The space between Mary and Jesus

13.10.09 |


For many years now words have been my companion. Though not as avid a reader as I would like to suggest and though not as dedicated a writer as I would like to imagine, nonetheless playing with words is part of my repertoire. For me, concepts are always language-based (and therefore meaning-based). Design comes second with its strategies to produce and support the intention. As a colleague often says, “Design shouldn’t be decoration!”
I think he means that design is not meant to get in the way.

I have often thought about the use writing as well as reading plays in design practice. Although I must admit that I have often placed text I have never read, the same cannot be said for headings, subheadings or quotes. How can I possibly design without any regard to the content? Even when I designed a quarterly magazine in Dutch (with a burgeoning pre-school level knowledge of Dutch) the collection of letters that formed foreign words that received a typographic treatment had to be understood. I was, in a sense, giving something prominence over something else. I was choosing a school-yard type-based-message team. I was playing favoritism and I needed to support my reasons for favoring one word or phrase over another.

Disregarding this hierarchy by copying and pasting phrases into a layout can lead to disaster. The following two humorous stories of poor leading (and seemingly complete disregard for the reader) illustrate this crisis of delivery where design gets in message’s way. Although both show good intention, it’s as if no one actually stood back and read them. The spelling is accurate, the words are in the right order, but the message is lost somewhere between the first word and the last.
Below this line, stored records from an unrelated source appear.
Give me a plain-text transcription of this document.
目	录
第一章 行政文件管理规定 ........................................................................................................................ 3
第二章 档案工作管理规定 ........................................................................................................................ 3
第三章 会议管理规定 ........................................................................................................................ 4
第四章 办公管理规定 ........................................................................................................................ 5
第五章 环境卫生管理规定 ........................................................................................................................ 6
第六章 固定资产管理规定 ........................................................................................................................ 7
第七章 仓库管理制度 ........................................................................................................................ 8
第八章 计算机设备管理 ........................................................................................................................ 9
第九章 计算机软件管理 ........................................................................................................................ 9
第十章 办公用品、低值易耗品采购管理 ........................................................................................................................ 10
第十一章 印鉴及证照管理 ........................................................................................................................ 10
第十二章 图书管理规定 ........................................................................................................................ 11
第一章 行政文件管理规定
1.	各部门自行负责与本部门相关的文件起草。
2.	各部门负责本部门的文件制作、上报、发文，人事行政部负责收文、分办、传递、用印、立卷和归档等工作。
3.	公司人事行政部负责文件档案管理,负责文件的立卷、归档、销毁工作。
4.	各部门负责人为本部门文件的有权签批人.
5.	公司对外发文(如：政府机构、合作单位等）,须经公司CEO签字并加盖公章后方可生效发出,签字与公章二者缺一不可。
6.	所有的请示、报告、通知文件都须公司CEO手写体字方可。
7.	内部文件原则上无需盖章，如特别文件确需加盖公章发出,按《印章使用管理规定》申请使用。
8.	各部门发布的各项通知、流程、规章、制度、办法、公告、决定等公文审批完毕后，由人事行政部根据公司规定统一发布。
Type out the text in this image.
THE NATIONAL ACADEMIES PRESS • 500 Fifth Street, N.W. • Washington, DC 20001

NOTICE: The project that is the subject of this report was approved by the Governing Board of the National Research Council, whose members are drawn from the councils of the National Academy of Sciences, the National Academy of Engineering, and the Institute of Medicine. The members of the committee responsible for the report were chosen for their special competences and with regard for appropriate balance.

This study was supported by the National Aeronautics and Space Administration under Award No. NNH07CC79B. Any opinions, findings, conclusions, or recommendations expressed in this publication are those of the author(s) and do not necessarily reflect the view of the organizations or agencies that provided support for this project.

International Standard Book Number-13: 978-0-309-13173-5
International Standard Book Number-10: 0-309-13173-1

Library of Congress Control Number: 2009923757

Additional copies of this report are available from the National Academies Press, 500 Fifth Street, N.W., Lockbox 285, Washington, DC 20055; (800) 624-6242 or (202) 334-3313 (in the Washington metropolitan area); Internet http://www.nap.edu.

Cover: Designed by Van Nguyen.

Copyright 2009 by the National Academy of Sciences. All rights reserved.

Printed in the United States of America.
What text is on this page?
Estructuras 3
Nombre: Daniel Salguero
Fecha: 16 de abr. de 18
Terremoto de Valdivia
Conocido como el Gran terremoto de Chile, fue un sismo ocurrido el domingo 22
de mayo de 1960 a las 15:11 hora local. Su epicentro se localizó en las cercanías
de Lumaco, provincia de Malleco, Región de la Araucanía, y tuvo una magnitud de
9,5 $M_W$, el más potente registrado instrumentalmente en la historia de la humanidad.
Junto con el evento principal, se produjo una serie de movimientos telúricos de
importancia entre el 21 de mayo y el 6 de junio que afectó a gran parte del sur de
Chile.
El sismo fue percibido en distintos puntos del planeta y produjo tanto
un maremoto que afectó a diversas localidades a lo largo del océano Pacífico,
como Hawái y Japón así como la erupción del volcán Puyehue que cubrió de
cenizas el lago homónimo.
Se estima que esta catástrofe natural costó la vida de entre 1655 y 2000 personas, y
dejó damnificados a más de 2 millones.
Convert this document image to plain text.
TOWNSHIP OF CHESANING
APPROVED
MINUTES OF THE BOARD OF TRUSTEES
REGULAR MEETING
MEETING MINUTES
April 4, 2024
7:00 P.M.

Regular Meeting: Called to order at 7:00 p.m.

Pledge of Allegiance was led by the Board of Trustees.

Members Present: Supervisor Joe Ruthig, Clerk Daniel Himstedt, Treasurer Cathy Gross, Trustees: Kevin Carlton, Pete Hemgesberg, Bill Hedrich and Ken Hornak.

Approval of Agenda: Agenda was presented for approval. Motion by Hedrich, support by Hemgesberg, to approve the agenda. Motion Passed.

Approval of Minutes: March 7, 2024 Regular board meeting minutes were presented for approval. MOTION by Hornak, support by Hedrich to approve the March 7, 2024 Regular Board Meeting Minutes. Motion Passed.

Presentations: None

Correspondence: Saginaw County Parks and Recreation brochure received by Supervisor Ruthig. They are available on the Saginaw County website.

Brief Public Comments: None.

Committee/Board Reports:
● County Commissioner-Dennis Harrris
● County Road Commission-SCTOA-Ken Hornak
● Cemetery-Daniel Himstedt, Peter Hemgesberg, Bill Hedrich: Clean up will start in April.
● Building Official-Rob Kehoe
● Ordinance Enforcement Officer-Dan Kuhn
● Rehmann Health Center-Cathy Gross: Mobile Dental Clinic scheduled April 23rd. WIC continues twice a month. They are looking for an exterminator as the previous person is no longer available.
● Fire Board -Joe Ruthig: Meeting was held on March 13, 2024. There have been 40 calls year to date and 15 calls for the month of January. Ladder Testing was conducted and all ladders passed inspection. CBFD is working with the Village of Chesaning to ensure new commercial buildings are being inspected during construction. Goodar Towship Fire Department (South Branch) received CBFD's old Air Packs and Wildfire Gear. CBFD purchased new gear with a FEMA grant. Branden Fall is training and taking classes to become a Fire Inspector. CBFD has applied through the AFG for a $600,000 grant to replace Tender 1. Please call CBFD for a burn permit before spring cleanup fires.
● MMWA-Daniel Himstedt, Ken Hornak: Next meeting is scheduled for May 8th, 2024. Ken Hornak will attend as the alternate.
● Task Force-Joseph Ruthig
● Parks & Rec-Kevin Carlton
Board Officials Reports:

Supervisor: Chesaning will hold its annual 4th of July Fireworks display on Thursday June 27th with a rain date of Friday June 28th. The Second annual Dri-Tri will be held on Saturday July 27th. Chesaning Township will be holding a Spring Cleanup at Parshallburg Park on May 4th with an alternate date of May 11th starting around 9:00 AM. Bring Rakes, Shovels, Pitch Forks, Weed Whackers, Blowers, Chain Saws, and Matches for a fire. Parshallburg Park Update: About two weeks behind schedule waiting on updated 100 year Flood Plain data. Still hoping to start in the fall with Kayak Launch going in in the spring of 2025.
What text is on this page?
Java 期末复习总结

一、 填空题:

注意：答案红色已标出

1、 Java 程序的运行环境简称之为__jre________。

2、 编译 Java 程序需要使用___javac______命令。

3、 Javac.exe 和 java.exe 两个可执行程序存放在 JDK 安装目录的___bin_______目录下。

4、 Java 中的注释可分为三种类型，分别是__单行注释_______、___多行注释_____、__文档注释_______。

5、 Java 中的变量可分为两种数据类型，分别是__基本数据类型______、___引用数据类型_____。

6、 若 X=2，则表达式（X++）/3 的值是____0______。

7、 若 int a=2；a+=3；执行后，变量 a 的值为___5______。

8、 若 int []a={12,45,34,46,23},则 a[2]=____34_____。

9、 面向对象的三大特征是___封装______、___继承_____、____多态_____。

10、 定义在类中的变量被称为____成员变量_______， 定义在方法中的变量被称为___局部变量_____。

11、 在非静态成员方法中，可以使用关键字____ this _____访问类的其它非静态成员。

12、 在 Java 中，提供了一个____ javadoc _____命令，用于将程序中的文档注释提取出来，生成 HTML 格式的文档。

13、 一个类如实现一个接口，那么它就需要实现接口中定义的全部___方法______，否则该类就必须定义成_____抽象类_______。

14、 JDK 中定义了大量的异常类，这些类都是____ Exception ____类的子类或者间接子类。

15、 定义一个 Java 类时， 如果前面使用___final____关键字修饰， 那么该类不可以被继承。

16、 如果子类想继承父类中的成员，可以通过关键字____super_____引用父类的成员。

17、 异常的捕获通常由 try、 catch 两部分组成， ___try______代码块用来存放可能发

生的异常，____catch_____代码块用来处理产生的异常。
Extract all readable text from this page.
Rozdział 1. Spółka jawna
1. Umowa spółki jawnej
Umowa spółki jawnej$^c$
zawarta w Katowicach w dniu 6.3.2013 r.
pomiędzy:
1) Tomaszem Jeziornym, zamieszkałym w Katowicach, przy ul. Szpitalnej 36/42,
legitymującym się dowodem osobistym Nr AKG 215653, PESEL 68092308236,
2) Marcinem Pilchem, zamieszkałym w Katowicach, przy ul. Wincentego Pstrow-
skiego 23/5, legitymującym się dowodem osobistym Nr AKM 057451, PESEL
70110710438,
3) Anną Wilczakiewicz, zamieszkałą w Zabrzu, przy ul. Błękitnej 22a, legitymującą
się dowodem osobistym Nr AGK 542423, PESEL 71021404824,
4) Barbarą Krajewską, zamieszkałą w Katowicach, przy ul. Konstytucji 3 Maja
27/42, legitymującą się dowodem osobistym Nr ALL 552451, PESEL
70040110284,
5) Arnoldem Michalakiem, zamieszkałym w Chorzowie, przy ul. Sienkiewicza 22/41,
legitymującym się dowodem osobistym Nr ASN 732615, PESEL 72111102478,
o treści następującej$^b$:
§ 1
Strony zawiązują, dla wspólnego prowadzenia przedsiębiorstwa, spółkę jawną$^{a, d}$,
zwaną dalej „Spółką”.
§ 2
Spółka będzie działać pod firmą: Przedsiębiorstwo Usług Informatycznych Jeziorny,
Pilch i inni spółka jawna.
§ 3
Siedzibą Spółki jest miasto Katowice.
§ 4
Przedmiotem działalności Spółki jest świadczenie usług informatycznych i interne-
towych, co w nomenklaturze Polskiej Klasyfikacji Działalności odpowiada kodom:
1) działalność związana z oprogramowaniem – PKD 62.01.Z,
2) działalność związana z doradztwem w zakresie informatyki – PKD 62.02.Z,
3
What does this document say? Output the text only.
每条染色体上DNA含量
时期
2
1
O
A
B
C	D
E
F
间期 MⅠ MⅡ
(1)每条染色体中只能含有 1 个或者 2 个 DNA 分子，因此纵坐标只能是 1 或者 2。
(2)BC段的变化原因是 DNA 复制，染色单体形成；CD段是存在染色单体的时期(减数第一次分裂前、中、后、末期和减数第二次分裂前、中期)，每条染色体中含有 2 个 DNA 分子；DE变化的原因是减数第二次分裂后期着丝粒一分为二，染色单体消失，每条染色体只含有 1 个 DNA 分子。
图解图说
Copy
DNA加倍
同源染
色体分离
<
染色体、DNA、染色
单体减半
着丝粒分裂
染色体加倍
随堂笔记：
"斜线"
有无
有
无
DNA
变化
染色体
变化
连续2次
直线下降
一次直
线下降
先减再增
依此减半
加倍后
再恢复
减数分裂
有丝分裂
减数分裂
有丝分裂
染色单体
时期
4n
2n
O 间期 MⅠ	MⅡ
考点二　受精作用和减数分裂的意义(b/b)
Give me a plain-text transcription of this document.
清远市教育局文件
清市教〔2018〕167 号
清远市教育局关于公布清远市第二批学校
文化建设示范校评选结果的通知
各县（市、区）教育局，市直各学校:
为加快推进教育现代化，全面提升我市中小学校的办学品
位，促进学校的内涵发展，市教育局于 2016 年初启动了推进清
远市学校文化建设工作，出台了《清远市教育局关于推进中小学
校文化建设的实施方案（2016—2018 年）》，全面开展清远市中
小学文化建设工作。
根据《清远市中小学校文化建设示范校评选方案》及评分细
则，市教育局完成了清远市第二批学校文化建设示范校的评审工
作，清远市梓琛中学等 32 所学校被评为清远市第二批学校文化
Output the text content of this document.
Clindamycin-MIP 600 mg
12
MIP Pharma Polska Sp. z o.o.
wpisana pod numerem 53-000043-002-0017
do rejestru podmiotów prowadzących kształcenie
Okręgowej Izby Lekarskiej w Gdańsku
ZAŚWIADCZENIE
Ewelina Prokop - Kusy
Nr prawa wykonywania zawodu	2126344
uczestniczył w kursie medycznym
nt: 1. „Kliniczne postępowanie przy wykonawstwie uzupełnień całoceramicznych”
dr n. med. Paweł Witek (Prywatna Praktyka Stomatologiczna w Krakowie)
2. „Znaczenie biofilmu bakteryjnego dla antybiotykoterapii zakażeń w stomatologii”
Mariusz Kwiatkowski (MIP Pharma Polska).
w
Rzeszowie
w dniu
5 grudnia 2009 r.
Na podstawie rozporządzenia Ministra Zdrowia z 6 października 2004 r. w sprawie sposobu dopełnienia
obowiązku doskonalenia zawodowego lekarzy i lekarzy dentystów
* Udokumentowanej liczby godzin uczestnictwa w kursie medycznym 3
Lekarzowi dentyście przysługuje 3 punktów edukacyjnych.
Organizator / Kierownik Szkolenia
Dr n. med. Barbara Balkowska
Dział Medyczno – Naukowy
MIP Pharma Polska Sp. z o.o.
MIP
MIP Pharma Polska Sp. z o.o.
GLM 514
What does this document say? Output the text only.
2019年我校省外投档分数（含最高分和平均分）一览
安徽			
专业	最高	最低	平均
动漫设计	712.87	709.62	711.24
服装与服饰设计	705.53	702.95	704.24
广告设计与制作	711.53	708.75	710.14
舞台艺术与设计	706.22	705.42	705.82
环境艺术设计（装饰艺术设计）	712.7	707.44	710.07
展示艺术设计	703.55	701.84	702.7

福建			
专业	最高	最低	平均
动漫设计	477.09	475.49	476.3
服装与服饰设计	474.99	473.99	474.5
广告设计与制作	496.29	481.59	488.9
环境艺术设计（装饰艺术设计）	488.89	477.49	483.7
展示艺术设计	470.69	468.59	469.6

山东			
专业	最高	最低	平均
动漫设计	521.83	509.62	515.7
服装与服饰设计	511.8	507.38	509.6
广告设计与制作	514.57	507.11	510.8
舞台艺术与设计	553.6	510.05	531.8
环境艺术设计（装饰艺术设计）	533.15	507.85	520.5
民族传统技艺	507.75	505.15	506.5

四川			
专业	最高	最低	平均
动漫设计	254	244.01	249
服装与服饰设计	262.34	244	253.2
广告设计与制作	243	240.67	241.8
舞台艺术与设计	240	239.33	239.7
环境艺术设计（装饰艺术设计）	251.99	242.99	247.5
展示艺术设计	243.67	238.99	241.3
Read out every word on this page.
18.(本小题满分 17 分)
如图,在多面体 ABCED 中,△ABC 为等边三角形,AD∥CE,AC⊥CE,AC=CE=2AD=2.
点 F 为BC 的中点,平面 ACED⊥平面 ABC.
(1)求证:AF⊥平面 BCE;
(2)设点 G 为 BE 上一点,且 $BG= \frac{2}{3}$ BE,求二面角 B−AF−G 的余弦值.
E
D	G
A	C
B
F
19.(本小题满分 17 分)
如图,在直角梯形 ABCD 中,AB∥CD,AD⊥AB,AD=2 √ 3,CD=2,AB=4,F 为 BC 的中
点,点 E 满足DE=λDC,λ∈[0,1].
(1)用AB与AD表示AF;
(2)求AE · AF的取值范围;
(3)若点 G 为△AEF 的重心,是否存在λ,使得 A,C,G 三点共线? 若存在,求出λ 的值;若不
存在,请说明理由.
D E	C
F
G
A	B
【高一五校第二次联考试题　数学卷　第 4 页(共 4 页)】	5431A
A month or so ago the local Catholic diocese of my neighborhood recently put up a sign up that read (in italics): Mary was the - – - – - – - -  huge space here - – - – - – - – mother of Jesus.

Seeing this sign made me remember a similar sign I saw in my hometown, just days after September 11th, a home medical supply company put up a sign that read: God Bless America Get Your Oxygen Here.

What one sign needed, the other had in abundance. What both needed it seems, was just a polish of a quick-read. A quick read from a designer’s perspective would have let Mary be the mother of Jesus and God could have blessed America without being linked to oxygen. Reading shows a spark of engagement, it lets us peek into the intention of the organisations we’re working for, the community we live in, and writing lets us contribute back. As designers, we’re not necessarily encouraged to do either, but I think both will make us better designers.